I have lived here almost 10 weeks. I've mostly been learning the story of the farm-- what went on before I arrived. I've also been completely overwhelmed trying to carve out a space inside a house that has been inhabited since it was built by a family that was not mine, and is not mine. Trying to figure out where I fit in this house (and clearing out decades of accumulated detritus and figuring out what needs to be saved and what doesn't).





Taking in the views. There are beautiful views.


I've spent a lot of time cooking. I've harvested the tomatoes and beans and squash in raised garden beds I did not plant, and done the minimal work to keep weeds out of the flower garden beds I did plant before I moved in.

I've done a lot of raging around, stumbling around, wandering.

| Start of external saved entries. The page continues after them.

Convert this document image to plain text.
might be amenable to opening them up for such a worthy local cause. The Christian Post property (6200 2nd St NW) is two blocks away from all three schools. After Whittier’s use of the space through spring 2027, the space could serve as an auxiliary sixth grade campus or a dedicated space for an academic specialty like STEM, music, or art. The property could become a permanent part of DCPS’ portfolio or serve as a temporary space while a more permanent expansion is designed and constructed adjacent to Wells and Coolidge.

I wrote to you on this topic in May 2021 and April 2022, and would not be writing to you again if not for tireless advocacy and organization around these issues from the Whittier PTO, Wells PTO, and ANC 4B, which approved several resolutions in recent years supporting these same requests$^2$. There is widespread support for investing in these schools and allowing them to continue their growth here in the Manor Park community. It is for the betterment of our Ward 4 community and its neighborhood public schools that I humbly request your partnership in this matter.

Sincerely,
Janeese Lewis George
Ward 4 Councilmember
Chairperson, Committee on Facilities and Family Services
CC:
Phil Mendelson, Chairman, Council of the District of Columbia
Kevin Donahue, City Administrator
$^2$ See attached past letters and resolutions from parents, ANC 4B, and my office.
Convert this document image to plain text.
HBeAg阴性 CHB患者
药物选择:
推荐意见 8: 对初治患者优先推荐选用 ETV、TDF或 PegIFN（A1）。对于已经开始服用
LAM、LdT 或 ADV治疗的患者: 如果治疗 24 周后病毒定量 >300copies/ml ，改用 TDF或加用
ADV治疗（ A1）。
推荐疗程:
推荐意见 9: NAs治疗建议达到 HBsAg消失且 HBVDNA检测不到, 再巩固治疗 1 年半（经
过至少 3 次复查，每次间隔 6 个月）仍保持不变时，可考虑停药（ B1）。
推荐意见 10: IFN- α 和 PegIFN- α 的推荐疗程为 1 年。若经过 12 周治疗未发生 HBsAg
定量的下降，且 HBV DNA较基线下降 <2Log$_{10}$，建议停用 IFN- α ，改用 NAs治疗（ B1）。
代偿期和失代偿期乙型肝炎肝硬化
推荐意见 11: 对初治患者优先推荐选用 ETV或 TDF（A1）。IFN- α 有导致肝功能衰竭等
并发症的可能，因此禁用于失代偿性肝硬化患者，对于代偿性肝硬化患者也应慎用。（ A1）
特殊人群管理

My new job, my new marriage, my new house, all seem to tell one story-- but it is a story that I am only just dropped into now, like a character in a book that appears 3/4 of the way through (I hear the reader saying-- wait! That's not fair! I already know all the characters I needed to know!)

Sisters come into my office to tell me they went to college with Steve's mother back in 1948. Occasionally I'll met a Sister and learn she too lived at Grace Acres awhile back. At one of the first big events of my worklife, our Donor Appreciation Day in August, I took a trolley ride tour of the Monastery. I sat next to an old man, and asked him how he knew the Monastery. It turned out he had been the hog farmer. He and his wife, who was sitting next to him on the trolley, had raised their four children on Grace Acres too, and he'd tended the hogs, and all the animals. During the tour he pointed out where the other barns had been, and the field where he'd grown hay to feed the animals. And me? I'd been on the scene for exactly one month. I'd been in Central Minnesota for exactly 3 years.

I have a story, but it is not this one. My story in this place and this world is just beginning. I haven't even yet left the house.